2.3 Appellanten hebben zich op het standpunt gesteld dat A aanspraak maakt op 2.600 varkenseenheden, genoeg derhalve om de overgang van varkenseenheden van dit bedrijf naar B te registreren. Verweerder heeft volgens appellanten de referentiehoeveelheid van A in het verleden ten onrechte met 18.189 kilogram fosfaat gekort vanwege een uitbreiding van dit bedrijf met een extra varkensstal in strijd met de Interimwet beperking varkens- en pluimveehouderijen (hierna: de Interimwet). A kwam volgens appellanten op grond van de circulaire van de Minister van Landbouw en Visserij van 26 april 1985 (hierna: circulaire) in aanmerking voor een soepele toepassing van de Interimwet. Het bedrijf was immers vóór 3 november 1984 investeringsverplichtingen aangegaan met betrekking tot de bouw van een extra varkensstal, terwijl door het college van burgemeester en wethouders was toegezegd dat de benodigde Hinderwet- en bouwvergunning achteraf zouden worden verleend. Ter nadere onderbouwing hebben appellanten onder meer een verklaring van 28 november 2011 van de adjunct-directeur van het bouwbedrijf dat destijds de werkzaamheden heeft verricht, een verklaring van 28 april 1993 van de oud-wethouder van de toenmalige gemeente Oploo en een hypotheekakte van 26 november 1984 overgelegd. Daarnaast hebben appellanten opgemerkt dat de rechtbank ’s-Hertogenbosch niet tot een strafrechtelijke veroordeling is overgegaan vanwege de uitbreiding van de veehouderij.

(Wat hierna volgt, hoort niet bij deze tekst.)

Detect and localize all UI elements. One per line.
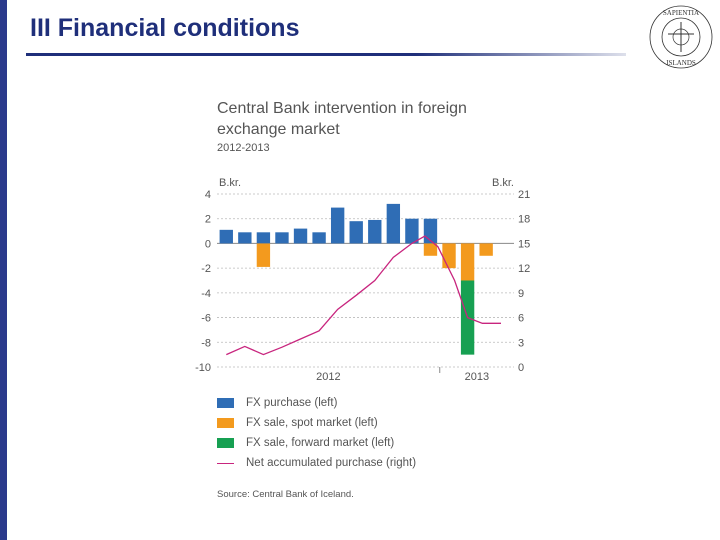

2.3.1 Verweerder heeft zich op het standpunt gesteld dat appellanten niet hebben aangetoond dat uiterlijk 2 november 1984 onomkeerbare investeringsverplichtingen zijn aangegaan en dat de overgelegde verklaring van de oud-wethouder niet op één lijn kan worden gesteld met de verklaring als bedoeld in de circulaire. Maar het betoog van appellanten kan in de visie van verweerder, zelfs indien het voorgaande anders zou zijn, niet leiden tot een hoger varkensrecht. Bijstelling van de referentiehoeveelheid kilogram fosfaat met terugwerkende kracht zou namelijk geen invloed hebben het aantal te berekenen varkenseenheden. Dit aantal kan volgens verweerder niet groter zijn dan het aantal varkenseenheden dat destijds op grond van de Whv is opgegeven.